Néanmoins, la Haute Cour a décidé que le rejet du budget n’était pas un moyen autorisé de faire pression sur le chef de l’exécutif pour qu’il change sa politique. Il rejetterait certainement les demandes de la majorité, disaient-ils, et devrait donc démissionner. Cela nuirait à l’exercice de ses fonctions. Le résultat est que Legco ne peut pas exercer un droit constitutionnel exprès dans un but qui n’est pas souhaité par le gouvernement. Présenter un plan pour y parvenir devant l’électorat a été qualifié de complot criminel. La peine maximale est la réclusion à perpétuité, la peine minimale est de 10 ans.

Le fait que la décision soit juridiquement indéfendable ne signifie pas nécessairement que l’État de droit est mort. Les cours d’appel pourraient encore y remédier. Le vrai problème est que cette décision est symptomatique d’un malaise croissant au sein du système judiciaire de Hong Kong.

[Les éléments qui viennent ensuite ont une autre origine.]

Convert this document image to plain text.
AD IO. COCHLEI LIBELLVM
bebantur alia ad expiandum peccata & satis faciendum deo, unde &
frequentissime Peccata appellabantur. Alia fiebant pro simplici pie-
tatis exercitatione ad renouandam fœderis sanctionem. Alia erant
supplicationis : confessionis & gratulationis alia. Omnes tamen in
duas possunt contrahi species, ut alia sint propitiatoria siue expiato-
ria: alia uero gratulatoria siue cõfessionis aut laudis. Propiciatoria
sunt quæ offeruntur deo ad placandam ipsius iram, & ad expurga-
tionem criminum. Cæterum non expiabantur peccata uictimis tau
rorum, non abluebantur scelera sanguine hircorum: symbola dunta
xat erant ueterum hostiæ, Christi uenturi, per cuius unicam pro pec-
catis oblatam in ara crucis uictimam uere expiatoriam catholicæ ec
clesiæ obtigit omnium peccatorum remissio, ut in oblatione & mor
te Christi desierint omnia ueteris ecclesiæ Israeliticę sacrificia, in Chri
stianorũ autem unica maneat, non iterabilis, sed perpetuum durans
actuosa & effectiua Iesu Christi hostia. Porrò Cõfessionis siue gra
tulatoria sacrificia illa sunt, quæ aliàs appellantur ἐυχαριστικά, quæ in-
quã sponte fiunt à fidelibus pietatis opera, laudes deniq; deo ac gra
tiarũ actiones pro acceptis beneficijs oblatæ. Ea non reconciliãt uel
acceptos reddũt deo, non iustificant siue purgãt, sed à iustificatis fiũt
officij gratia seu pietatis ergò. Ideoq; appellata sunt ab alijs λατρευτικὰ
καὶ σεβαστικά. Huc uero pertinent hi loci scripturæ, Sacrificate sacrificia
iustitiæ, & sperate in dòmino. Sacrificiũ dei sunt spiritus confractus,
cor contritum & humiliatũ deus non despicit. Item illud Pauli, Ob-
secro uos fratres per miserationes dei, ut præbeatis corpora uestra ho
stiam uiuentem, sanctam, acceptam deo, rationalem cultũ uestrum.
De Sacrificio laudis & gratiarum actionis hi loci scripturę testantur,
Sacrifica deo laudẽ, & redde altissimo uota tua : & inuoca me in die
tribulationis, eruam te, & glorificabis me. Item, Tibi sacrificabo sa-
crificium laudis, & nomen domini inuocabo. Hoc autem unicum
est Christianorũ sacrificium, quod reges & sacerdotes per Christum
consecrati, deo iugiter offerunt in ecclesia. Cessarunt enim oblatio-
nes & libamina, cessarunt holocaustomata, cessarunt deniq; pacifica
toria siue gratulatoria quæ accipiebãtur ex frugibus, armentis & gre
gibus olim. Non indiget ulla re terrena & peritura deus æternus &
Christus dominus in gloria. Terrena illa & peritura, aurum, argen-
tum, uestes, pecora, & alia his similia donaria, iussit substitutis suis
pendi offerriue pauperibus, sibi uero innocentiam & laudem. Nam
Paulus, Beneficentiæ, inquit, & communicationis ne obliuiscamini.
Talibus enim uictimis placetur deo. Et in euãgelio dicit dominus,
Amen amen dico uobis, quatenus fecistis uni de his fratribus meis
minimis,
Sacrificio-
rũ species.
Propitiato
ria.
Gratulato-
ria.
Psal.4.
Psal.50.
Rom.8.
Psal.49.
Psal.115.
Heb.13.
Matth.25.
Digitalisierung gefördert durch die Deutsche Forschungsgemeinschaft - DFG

Les juges de Hong Kong ont été menacés de sanctions aux États-Unis, une idée grossière, contreproductive et injuste. La plupart d’entre eux sont des gens honorables dotés de tous les instincts libéraux de la common law. Mais ils doivent opérer dans un environnement politique impossible créé par la Chine.

Leur premier problème réside dans les termes de la loi sur la sécurité nationale et d’une loi coloniale contre la sédition, jusqu’ici défunte. Cette législation antilibérale ne restreint pas entièrement la liberté d’action des juges, mais elle la limite considérablement. Les juges doivent appliquer la loi.

Deuxièmement, tout juge sait qu’en vertu de la Loi fondamentale, si la Chine n’aime pas les décisions des tribunaux, elle peut les faire annuler par une « interprétation » du comité permanent de l’Assemblée populaire nationale à Pékin. L’« interprétation » qui a renversé la décision des tribunaux d’autoriser l’ancien magnat des médias Jimmy Lai à être représenté par un avocat britannique montre jusqu’où la Chine ira en utilisant ce pouvoir contre ses opposants.

Troisièmement, il y a la paranoïa des autorités. Les violentes émeutes de 2019 ont été choquantes, mais les lois ordinaires de Hong Kong étaient parfaitement adaptées pour y faire face. La loi sur la sécurité nationale a été imposée en réponse à la menace d’une majorité pro-démocratique au Legco afin d’écraser même la dissidence politique pacifique. Les médias pro-démocratie ont été fermés par l’action de la police. Leurs rédacteurs sont jugés pour sédition. Les groupes de campagne ont été dissous et leurs dirigeants arrêtés.

Une atmosphère oppressante est générée par le battement de tambour constant d’une presse complaisante, de législateurs extrémistes, de fonctionnaires du gouvernement et du China Daily, le porte-parole du gouvernement chinois. Un concert d’indignation suit de rares décisions d’accorder une libération sous caution ou d’acquitter. Des appels constants au « patriotisme » judiciaire sont lancés. Il faut un courage inhabituel de la part des juges locaux pour nager à contre-courant d’une marée politique aussi forte. Contrairement aux juges étrangers, ils n’ont nulle part où aller.

Intimidés ou convaincus par l’ambiance politique qui s’assombrit, de nombreux juges ont perdu de vue leur rôle traditionnel de défenseurs de la liberté du sujet, même lorsque la loi le permet. Il existe des garanties de liberté d’expression et de réunion dans la Loi fondamentale et dans la Loi sur la sécurité nationale, mais elles ne sont jamais accordées que pour la forme. Le moindre signe de dissidence est traité comme un appel à la révolution. De lourdes peines de prison sont infligées aux personnes publiant des dessins animés « déloyaux » pour enfants, chantant des chansons pro-démocratie ou organisant des veillées silencieuses pour les victimes de la place Tiananmen.

Hong Kong, autrefois une communauté dynamique et politiquement diversifiée, est en train de devenir lentement un État totalitaire. L’État de droit est profondément compromis dans tous les domaines qui tiennent à cœur au gouvernement.

J’étais juge à l’étranger à la Cour d’appel final jusqu’à ma démission la semaine dernière. Je suis resté au tribunal dans l’espoir que la présence de juges étrangers contribuerait à maintenir l’État de droit. Je crains que cela ne soit plus réaliste. D’autres sont moins pessimistes. J’espère qu’ils auront raison.